At St. Andrews golf is a business, a sublimated business; or better, an education. Degrees are taken in it quite as high and requiring as thorough a training as at the University. It is to St. Andrews that the good golfer goes when he dies. And he aspires to go there before.
Or, rather at St. Andrews golf is a religion. Half the stories told of golf are, as might be expected of a game which came to its flowering in Scotland, religious, or irreligious. And one of the best of them is told in Stewart Dick's book on "The Forth." A Scots minister was playing and playing rather badly, and expressing himself in words if not in strokes. (Only those of you who have read "Sentimental Tommy" will understand that unconsciously I have played on the word "stroke!") The minister exclaimed bitterly as he emerged from his unholy battle with the bunker—is Bunker Hill, perhaps a hazard in golf?—"Ah maun gie it up! ah maun gie it up!" "What!" cried his partner alarmed, "gie up gowf?" "Naw, naw," returned the minister, "gie up the meenistry."

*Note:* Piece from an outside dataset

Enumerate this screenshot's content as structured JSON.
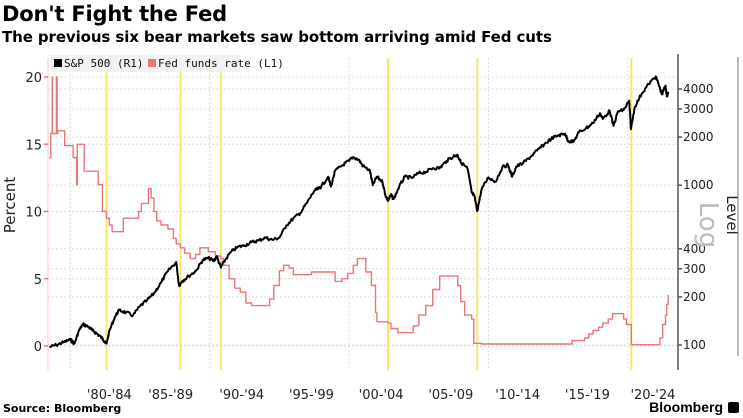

Perhaps to amend again, golf at St. Andrews is life. And in their death they are not divided. The graveyard near the Abbey, with stones hoary from the sixteenth century, is renowned to-day because it contains the graves of good golfers, Allan Robertson, old Tom Morris, and young Tom Morris, the greatest golfer since Paterson, dead at the pathetic age of 24; after that comes a man's best golfing years, that is, for his pleasure. Young Tom's grave is marked by an elaborate monument with an inscription that befits a king.
CHAPTER VI
TO THE NORTH
ne leaves Edinburgh for the North—the haunted North—as in a royal progress. The train moves out of the Waverley station, and through the Gardens, under the very shadow of Castle Rock.
And it moves through the scant few miles of country, richly cultivated, suburban fairly, yet there are level wheatlands, and country cottages and orchards; it is southern, English, these few miles down to the Forth.